19 Jul
19Jul

Prioritising projects and initiatives by ROI (return on investment) seems a sound way to determine the best business opportunities to pursue.

But actually it isn't – or at least it's not the whole story. Positive ROI is certainly a pre-requisite for an initiative to be a viable option for economically sound prioritisation, but it is NOT the optimum way to prioritise it against other opportunities competing for scarce team capacity.

𝗪𝗛𝗬?

Consider the following two hypothetical projects, A and B. For simplicity's sake, let's assume we have perfect knowledge* of the time/cost required to deliver (both 3 months, same cost) and the profit we will make over the year once they are completed ($1 million and $10 million respectively). Given the specialist skills and focus required, you can only pursue one of these projects right now.

Which one would you choose?

Seems obvious, right? Project B! It's a no-brainer!

However, the correct answer is – it depends. What simple ROI comparisons fail to take into account is the 𝗖𝗢𝗦𝗧 𝗢𝗙 𝗗𝗘𝗟𝗔𝗬. What if I told you that by doing B and not A, you are losing $1 million? This is because project A is a Christmas initiative, so delaying it by 3 months (even 2) results in all of the value being lost (if we start in October rather than August, we will miss Christmas – remember, it will take 3 months to deliver). The same time criticality does not apply to project B.

So, if we use ROI comparison – all other things being equal and ignoring other opportunities for now – we will choose to do project B only and make $10 million. If we consider COST OF DELAY, we will 𝗦𝗘𝗤𝗨𝗘𝗡𝗖𝗘 the projects rather than choose between them – thus doing project A THEN B, and make $11 million.

Of course this is a simplification, and in fact we need to bear in mind that doing both projects in this example costs twice as much (in time and $) as doing only one of them. That said, even if we knew project A would only took a few weeks to implement, we would still be ignoring it if judging purely on ROI, and it would still be too late to implement after doing B.

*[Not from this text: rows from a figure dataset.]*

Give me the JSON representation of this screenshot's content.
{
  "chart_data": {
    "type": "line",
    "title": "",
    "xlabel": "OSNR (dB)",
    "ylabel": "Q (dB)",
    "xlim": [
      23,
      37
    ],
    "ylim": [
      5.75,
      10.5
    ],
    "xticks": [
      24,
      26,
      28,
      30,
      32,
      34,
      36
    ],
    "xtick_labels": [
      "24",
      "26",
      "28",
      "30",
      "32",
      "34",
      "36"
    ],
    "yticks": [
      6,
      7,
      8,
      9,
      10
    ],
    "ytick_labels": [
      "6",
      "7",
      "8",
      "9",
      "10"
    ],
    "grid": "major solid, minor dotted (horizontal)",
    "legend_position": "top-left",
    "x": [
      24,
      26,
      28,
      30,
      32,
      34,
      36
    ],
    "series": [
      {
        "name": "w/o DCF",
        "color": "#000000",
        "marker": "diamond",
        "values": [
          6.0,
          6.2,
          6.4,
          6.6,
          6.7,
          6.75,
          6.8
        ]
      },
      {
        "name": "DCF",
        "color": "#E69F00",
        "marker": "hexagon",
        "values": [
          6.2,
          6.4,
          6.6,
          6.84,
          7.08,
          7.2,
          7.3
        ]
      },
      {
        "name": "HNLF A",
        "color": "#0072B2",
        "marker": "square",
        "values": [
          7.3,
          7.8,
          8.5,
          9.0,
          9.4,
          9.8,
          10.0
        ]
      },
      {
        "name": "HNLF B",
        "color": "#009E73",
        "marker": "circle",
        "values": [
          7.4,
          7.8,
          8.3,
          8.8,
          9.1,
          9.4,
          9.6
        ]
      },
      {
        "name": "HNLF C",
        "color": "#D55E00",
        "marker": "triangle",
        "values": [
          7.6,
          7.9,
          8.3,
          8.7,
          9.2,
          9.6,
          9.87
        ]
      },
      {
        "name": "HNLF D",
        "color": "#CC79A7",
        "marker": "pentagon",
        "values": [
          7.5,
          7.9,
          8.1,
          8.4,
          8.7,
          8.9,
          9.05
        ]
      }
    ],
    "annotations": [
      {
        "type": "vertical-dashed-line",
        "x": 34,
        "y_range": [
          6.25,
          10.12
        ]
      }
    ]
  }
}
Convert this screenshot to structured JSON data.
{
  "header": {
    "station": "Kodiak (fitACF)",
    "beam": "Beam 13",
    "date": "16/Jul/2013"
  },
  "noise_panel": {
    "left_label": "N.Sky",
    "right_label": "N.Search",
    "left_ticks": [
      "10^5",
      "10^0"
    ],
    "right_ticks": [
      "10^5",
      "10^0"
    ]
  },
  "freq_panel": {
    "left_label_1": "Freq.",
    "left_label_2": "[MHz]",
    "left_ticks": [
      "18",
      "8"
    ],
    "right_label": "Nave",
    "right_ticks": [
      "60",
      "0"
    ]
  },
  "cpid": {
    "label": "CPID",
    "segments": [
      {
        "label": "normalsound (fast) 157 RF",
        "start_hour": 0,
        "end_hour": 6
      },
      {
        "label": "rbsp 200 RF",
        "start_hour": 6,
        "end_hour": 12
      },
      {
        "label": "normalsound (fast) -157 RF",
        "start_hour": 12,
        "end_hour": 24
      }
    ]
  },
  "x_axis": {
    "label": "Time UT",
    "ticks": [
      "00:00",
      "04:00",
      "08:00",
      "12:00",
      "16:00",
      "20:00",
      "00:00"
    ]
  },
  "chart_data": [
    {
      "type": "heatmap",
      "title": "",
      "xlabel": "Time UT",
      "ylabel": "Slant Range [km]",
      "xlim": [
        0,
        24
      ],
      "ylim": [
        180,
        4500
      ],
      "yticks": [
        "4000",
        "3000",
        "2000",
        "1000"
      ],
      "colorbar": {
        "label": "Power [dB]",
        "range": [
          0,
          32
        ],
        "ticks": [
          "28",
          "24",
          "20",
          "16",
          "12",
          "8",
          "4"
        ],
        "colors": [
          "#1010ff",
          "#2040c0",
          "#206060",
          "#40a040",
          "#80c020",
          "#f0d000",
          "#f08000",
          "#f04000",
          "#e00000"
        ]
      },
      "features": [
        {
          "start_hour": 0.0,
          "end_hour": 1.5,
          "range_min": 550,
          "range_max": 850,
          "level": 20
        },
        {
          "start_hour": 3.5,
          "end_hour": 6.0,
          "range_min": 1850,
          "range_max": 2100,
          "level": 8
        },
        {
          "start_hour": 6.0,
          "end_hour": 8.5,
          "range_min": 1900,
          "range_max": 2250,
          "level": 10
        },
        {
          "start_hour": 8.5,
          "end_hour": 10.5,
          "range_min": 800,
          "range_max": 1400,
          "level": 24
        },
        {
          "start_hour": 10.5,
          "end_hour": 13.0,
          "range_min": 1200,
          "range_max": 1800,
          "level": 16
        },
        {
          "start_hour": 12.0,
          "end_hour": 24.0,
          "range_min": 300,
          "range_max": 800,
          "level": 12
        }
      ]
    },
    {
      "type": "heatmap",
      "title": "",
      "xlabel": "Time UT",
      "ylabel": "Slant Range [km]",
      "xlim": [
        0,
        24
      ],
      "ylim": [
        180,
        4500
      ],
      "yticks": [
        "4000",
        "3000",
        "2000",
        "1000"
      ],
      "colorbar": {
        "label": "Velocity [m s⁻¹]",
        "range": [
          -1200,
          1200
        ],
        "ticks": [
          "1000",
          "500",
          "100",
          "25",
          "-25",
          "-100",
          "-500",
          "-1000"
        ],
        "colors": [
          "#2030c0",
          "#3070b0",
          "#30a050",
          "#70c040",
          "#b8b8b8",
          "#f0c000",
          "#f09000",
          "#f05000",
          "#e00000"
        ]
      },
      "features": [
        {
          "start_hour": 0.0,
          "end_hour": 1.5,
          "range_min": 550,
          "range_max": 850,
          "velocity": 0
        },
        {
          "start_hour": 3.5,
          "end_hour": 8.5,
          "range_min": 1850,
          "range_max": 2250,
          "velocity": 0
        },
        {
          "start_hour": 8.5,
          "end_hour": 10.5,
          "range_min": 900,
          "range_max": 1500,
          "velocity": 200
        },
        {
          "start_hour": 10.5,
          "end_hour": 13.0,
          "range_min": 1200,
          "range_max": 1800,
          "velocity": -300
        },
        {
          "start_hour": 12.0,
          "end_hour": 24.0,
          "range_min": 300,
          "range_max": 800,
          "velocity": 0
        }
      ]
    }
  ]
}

So the lesson here is to consider the 𝗼𝘃𝗲𝗿𝗮𝗹𝗹 𝗥𝗢𝗜 𝗮𝗻𝗱 𝘁𝗶𝗺𝗲 𝗰𝗿𝗶𝘁𝗶𝗰𝗮𝗹𝗶𝘁𝘆 𝗮𝗰𝗿𝗼𝘀𝘀 𝘁𝗵𝗲 𝗺𝗼𝘀𝘁 𝘃𝗮𝗹𝘂𝗮𝗯𝗹𝗲 𝗳𝗲𝘄 𝗼𝗽𝗽𝗼𝗿𝘁𝘂𝗻𝗶𝘁𝗶𝗲𝘀 rather than the ROI of each project in isolation.

*And given that we DON'T have perfect knowledge about how long things will take:
– make sure projects start WELL in advance of the anticipated implementation time before their value will be significantly diminished, and
– use schedule and value risk mitigation strategies such as capability slicing and MVP to increase the chances of maximising benefits.

Are you considering the cost of delay when prioritising initiatives in your organisation?